Saturday John and I spent the day in D.C. at Newseum-a museum of the news. It’s a neat place, filled with interactive exhibits, several theaters with short films, artifacts, a food court and restaurant and a memorial to journalists killed in the line of their duty. There is also a “newsroom” where you can stand in front of a blue screen with a microphone, read the news on the teleprompter and go home with a photo or video of your experience.
I would recommend this as a destination if you’re going to Washington. Devote an entire day because there’s a lot to see on 6 (or was it 7?) levels. It’s open 9am-5pm every day (some holidays excepted) and you should get there as close to opening as you can if you want to see everything and get your money’s worth (and it is worth the ticket price). We have an almost 2-hour drive plus 35 minute Metro ride so we got there about 11 because I can’t get John out of the house on a day off much earlier than 8:30. We stayed until closing and didn’t even stop for a lunch break. We took our time and saw nearly everything.
Check out their website: www.newseum.org.
Click on the photos to see them larger.
This photo was taken from the balcony on the uppermost level. Newseum is on Pennsylvania Avenue, next to the Canadian Embassy.
I found the artifacts fascinating, like this original page from Gutenberg’s Bible. I swear it looks like it was just printed. It’s part of the exhibit on the history of printing and they have actual books on display that are ancient plus original newspapers from around the U.S. that date back a couple of hundred years if not more.
There is an exhibit entitled “First Dogs.” I just loved this photo:
There is an exhibit devoted to 9/11. A wall of newspaper front pages from around the nation and the globe:
There is a film to watch and the antenna or one of the antennas from one of the towers is on display.
There is an actual news helicopter suspended from the ceiling:
Newspaper headline bloopers (sorry it’s blurry):
There is an exhibit about the FBI. One display case was about the FBI in modern culture. I used to have this book LOL:
There is also an exhibit about Pulitzer prize-winning photographs that is very moving. There is a film where the photographers talk about their photos and the stories behind them.
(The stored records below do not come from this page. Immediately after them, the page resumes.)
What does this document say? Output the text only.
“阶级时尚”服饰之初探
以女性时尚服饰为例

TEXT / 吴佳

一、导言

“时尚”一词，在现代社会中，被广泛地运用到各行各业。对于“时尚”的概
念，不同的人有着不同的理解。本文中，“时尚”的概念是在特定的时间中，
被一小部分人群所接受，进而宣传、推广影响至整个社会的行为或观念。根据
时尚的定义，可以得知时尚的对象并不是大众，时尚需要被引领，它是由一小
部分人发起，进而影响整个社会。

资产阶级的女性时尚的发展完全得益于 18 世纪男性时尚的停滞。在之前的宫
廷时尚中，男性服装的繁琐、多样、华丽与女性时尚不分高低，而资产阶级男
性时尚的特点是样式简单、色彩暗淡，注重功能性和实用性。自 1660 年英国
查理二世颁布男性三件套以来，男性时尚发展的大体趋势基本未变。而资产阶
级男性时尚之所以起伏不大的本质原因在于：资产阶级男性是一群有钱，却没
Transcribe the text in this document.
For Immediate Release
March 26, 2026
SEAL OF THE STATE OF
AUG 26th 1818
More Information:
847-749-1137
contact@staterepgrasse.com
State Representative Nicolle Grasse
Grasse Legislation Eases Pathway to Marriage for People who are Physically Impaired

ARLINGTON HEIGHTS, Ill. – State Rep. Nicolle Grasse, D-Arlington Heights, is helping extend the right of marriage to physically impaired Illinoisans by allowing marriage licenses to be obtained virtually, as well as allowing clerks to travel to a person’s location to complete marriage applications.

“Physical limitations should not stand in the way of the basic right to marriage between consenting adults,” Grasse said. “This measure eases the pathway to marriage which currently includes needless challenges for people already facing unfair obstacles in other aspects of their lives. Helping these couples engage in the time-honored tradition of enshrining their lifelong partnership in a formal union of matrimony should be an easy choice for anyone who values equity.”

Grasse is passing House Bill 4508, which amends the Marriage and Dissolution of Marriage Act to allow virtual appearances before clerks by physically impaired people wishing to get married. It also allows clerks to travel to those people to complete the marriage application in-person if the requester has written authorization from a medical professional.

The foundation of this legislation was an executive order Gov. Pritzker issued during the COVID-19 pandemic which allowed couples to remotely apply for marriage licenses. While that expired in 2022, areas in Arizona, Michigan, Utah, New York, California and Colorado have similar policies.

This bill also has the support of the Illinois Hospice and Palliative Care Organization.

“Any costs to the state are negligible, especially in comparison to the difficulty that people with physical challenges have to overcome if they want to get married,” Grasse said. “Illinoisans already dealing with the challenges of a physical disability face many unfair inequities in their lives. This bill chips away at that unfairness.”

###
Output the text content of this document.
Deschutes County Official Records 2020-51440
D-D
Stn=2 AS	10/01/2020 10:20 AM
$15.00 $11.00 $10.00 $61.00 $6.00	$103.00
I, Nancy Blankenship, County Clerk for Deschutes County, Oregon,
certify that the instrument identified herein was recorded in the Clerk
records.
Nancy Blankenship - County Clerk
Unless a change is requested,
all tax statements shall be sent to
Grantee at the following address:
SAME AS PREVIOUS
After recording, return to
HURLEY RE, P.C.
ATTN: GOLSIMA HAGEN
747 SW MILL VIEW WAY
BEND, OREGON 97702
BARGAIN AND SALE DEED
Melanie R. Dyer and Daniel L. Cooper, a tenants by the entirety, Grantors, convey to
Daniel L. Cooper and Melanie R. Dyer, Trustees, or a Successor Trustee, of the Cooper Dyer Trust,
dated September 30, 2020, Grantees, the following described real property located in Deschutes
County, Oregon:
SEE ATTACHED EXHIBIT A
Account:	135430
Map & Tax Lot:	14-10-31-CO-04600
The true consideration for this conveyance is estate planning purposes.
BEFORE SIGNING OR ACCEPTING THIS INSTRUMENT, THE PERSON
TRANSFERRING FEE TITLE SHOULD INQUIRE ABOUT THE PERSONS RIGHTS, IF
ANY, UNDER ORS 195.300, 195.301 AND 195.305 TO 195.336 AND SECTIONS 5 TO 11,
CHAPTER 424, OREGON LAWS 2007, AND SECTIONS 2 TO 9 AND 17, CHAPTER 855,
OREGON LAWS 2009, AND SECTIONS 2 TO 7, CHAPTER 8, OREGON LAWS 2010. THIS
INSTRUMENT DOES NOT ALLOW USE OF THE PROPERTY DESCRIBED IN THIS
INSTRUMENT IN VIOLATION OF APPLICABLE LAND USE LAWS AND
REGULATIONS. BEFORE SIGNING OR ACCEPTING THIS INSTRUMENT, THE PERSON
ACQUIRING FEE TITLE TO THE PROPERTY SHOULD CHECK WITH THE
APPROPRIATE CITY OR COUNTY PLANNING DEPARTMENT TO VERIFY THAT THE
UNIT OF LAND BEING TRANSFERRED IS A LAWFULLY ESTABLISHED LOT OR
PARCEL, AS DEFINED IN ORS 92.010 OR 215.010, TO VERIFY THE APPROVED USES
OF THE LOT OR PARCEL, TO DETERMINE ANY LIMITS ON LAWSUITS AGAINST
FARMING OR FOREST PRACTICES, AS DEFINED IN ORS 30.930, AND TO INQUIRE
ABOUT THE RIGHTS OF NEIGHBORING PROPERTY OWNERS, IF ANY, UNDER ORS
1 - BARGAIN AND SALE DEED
There is sooo much to do and see in the District. It’s a whole ‘nother world up there, not at all like Richmond. But I always enjoy it, riding the Metro is fun. FYI, we’ve tried several different Metro stations, but our favorite is Springfield/Franconia. It’s the beginning of the blue line on the south side of D.C. which means you have to plan for a long ride into the city but it’s easy to get to and the parking is easy.